Le droit de donner son sang

Par Yiling Luo
Illustration : Iris Carlotti
Publié le 28 février 2022
                                                                               

Dès le 16 mars 2022, les hommes homosexuels pourront donner leur sang, sans période d’abstinence. Ce fait souligne la lente avancée de leurs droits en France, notamment dans le domaine médical, qui continue de les stigmatiser.

Dans les années 80, plusieurs personnalités publiques et politiques s’engagent pour la reconnaissance et la protection sociale, mais aussi médicale, des personnes homosexuelles. En 1982, Robert Badinter, alors ministre de la justice, porte le projet de favoriser une meilleure acceptation des homosexuel·les dans la société française. Durant cette décennie, l’Assemblée Nationale dépénalise les relations homosexuelles entre un·e adulte et un·e mineur·e de plus de 15 ans (âge de la majorité sexuelle à l’époque). Les fiches de polices discriminatoires, recensant les homosexuel·les sont détruites. Ce n’est qu’en 1990, que l’Organisation mondiale de la santé (OMS), raye l’homosexualité de la liste des maladies mentales.

Dons et discrimination

Trente ans après les premières mesures entreprises par la France, l’adoption de la loi autorisant le mariage homosexuel, en 2013, entraîne la contestation de beaucoup de Français·es. Près d’une décennie plus tard, un arrêté publié au Journal officiel (13 janvier 2022) supprime toute référence au genre des partenaires sexuel·les, dans la sélection des candidat·es au don. Cette décision s’inscrit dans le prolongement de la loi bioéthique et rend le don du sang accessible à tous·tes, sur la base des mêmes critères.

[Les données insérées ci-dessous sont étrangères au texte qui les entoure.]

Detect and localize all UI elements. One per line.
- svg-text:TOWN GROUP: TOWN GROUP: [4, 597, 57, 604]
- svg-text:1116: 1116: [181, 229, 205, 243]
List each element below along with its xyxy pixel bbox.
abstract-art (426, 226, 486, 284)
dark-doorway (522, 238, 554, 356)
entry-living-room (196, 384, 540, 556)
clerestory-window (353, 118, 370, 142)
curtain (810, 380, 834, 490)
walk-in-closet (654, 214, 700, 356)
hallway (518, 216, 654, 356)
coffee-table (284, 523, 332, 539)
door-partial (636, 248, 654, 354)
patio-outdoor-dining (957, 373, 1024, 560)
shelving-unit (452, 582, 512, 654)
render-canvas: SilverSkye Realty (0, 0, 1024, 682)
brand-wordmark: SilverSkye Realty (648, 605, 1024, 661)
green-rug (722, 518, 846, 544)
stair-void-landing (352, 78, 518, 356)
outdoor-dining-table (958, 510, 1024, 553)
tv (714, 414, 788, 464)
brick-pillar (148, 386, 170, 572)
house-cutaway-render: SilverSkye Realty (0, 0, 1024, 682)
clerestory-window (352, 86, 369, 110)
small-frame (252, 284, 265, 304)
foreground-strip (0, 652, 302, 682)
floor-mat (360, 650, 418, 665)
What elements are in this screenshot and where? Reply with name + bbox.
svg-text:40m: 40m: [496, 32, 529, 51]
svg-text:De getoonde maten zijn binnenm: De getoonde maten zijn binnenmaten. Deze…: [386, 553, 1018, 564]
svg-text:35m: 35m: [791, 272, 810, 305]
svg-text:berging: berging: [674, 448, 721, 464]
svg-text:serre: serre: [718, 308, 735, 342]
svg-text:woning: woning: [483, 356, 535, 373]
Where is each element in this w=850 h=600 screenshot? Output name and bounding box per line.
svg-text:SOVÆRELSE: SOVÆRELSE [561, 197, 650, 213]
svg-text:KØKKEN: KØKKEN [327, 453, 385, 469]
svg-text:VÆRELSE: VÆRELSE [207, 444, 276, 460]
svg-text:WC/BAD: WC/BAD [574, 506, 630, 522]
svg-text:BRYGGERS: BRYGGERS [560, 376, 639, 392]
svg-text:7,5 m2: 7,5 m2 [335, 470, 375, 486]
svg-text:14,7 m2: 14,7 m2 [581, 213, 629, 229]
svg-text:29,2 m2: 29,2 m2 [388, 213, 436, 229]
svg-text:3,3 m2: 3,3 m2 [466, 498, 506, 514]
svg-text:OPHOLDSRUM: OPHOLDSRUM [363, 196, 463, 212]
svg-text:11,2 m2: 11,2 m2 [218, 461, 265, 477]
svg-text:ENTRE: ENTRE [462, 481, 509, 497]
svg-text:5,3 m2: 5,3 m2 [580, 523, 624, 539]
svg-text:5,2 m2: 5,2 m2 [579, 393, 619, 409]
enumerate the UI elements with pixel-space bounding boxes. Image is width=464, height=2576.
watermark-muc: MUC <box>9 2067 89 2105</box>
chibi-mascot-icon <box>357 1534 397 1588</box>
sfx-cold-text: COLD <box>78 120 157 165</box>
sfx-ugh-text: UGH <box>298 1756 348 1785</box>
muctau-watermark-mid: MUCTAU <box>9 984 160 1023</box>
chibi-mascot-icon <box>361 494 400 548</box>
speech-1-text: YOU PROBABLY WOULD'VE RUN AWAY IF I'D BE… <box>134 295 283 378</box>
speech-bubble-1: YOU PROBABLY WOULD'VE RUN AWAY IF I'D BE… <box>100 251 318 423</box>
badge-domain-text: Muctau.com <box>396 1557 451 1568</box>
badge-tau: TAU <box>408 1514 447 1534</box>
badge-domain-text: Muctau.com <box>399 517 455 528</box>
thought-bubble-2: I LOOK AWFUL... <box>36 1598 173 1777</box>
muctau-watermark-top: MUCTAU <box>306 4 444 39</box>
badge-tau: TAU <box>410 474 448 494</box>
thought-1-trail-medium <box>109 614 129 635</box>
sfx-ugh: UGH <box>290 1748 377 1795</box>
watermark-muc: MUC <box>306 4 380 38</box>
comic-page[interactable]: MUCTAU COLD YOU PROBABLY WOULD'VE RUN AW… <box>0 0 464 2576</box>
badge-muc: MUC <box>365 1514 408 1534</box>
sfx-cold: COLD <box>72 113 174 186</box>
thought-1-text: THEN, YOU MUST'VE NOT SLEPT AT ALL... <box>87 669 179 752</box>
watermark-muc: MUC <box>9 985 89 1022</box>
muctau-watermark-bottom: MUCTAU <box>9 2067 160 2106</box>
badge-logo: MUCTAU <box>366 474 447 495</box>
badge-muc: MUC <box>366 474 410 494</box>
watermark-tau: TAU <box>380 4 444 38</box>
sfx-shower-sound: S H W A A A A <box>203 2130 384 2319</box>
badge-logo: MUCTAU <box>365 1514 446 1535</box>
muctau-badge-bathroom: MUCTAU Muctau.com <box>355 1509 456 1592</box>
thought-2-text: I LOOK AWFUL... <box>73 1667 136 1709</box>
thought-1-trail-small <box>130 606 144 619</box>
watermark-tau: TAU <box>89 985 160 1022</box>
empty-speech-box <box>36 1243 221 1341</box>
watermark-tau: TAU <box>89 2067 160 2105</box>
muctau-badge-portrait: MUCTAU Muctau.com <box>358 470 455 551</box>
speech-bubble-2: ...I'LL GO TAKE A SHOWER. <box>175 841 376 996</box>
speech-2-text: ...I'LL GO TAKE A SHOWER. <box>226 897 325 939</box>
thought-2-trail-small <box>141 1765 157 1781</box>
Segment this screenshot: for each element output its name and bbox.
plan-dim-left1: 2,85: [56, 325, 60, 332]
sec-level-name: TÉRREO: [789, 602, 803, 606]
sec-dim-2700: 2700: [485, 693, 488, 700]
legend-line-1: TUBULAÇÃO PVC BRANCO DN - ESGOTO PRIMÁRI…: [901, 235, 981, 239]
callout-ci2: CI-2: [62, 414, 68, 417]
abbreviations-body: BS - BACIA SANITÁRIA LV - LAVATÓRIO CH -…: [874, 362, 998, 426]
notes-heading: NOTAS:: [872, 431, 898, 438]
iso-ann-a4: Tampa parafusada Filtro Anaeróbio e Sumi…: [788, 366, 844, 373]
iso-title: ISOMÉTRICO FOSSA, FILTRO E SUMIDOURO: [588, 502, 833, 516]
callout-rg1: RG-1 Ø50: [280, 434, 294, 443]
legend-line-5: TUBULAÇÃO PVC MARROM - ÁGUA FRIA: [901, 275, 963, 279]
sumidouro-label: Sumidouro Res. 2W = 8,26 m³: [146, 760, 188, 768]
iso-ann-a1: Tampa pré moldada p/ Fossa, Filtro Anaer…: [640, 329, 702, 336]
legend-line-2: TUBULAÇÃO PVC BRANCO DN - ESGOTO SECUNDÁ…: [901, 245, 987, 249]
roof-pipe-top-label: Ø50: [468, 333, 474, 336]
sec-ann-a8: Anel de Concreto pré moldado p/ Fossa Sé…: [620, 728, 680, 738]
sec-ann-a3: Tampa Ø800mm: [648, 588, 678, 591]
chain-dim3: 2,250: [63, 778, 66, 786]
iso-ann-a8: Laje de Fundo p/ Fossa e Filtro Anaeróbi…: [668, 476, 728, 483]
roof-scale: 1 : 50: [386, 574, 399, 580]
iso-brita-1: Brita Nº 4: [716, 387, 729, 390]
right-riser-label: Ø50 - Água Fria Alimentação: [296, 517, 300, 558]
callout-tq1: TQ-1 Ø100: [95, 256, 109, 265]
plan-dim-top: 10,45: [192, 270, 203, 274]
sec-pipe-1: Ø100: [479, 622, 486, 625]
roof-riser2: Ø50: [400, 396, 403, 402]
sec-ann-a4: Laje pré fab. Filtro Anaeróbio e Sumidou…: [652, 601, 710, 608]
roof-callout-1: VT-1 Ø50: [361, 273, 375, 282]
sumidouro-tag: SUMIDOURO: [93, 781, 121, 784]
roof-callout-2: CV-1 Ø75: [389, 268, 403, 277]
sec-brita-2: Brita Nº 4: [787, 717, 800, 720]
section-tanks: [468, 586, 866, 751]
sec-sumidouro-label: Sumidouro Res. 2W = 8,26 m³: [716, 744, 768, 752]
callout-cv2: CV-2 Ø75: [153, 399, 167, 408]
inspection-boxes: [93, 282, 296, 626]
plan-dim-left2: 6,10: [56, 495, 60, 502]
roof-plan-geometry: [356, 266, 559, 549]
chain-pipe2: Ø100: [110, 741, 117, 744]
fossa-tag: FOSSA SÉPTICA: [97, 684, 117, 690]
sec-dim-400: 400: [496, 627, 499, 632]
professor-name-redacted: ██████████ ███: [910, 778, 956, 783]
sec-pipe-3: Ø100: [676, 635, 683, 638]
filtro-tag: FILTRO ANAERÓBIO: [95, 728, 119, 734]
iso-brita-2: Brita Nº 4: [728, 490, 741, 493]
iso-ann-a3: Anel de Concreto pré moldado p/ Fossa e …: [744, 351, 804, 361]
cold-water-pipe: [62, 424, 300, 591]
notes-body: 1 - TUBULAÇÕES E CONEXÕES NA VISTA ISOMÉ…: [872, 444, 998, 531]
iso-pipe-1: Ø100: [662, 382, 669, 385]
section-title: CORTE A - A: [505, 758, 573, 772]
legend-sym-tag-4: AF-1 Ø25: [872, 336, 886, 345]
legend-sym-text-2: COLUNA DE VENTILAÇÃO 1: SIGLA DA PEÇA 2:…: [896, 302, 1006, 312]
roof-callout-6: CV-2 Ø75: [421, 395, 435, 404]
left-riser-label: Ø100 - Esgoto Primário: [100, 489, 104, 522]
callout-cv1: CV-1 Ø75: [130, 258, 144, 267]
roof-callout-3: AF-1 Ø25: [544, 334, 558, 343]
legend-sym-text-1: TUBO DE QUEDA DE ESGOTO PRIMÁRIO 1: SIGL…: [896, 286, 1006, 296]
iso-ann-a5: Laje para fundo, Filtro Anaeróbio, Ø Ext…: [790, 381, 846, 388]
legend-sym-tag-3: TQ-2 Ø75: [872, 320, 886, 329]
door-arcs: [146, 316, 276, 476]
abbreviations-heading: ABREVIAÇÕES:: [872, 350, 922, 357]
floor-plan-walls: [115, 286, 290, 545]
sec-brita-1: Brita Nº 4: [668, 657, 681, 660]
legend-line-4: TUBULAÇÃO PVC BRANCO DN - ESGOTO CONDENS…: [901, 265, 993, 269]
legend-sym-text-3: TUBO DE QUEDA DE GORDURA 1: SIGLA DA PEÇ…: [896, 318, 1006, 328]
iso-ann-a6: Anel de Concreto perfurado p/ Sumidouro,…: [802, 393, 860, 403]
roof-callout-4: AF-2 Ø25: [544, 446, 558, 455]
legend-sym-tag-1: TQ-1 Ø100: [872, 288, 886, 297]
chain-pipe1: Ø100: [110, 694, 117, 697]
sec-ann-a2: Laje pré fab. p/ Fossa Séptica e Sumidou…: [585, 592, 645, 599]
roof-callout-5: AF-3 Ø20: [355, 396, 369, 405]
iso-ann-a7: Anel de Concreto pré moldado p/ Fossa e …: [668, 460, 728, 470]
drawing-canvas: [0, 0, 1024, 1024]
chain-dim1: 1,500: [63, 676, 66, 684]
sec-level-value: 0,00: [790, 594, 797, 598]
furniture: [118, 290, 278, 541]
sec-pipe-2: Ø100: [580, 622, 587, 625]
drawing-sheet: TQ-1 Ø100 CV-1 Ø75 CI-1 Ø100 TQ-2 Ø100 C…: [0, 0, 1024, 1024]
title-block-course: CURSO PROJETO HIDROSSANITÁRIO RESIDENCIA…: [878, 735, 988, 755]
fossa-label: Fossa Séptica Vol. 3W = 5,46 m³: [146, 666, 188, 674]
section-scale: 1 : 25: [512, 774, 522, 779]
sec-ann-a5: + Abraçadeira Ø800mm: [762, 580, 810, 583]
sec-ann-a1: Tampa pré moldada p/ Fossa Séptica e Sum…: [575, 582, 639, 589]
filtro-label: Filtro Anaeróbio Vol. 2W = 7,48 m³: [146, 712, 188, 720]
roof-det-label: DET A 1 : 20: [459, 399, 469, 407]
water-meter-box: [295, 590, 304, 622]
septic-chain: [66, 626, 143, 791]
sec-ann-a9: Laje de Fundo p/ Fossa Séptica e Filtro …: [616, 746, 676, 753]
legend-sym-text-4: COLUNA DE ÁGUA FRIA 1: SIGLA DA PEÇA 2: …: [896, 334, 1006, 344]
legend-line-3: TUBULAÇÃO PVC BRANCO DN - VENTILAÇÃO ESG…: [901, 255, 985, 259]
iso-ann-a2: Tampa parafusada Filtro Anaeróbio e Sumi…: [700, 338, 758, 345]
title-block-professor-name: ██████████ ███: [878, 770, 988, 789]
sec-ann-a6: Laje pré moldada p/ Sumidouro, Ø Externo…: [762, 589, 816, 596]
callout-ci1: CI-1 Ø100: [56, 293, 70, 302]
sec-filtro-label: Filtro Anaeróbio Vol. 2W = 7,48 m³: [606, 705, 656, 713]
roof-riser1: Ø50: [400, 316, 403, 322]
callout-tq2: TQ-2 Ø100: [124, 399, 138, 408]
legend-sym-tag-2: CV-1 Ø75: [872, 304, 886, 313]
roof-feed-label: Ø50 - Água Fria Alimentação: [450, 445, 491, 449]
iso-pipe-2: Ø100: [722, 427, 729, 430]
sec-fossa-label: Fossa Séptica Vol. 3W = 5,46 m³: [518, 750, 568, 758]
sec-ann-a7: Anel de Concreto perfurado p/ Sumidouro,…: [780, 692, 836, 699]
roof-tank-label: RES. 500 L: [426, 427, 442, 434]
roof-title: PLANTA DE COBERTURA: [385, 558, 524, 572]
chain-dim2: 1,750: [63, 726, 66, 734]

Bien que donner son sang soit une pratique relativement démocratisée en France, depuis 1983, les dons provenant d’hommes homosexuels ne furent acceptés qu’en 2016. À la différence des donneur·euses hétérosexuel·les, les hommes homosexuels ne pouvaient donner leur sang qu’après s’être soumis à une période d’abstinence sexuelle, d’abord fixée à un an, avant d’être réduite, en 2020, à quatre mois. Celle-ci devait être déclarée lors de l’entretien préalable.

L’orientation sexuelle n’est plus un critère

Le ministère de la santé a annoncé qu’à compter du 16 mars 2022, « plus aucune référence à l’orientation sexuelle » ne sera demandée dans les questionnaires préalables au don du sang, distribués par l’Établissement Français du Sang (EFS). Le nouveau questionnaire, qui doit être rempli avant chaque don, discernera uniquement « les pratiques individuelles à risque » comme le multi-partenariat ou la consommation de drogue. Toutefois, le donneur devra désormais déclarer s’il prend un traitement pour la prophylaxie, pré ou post-exposition au VIH, auquel cas, le don sera reporté quatre mois plus tard.

Les associations LGBT+ militent depuis de nombreuses années pour un accès égalitaire au don du sang. En 1983, au début de l’épidémie de SIDA, les hommes homosexuels sont directement exclus de cette participation citoyenne. Pour les personnes hétérosexuelles, cette période d’abstinence ne s’appliquait que dans le cas de relations récentes avec plusieurs partenaires.

Du sang qui vient à manquer

La nouvelle coïncide avec un appel aux dons de l’Établissement français du sang (EFS), dès le début de l’année, qui alerte sur des réserves de sang trop basses, du fait d’une chute de la fréquentation des collectes, liée à la crise sanitaire. Ainsi, du 3 au 15 janvier, L’EFS lançait l’opération #MissingType, afin de mettre en lumière les risques liés à la baisse des stocks de produits sanguins. Le Directeur général de la santé, Jérôme Salomon, en évitant de faire référence à ce nouvel enjeu soulevé par la crise sanitaire, qualifie l’enjeu de ce texte d’« évolution sociale majeure », car il supprime toute discrimination ; un principe inscrit dans le droit, depuis la promulgation de la loi bioéthique, en août 2021.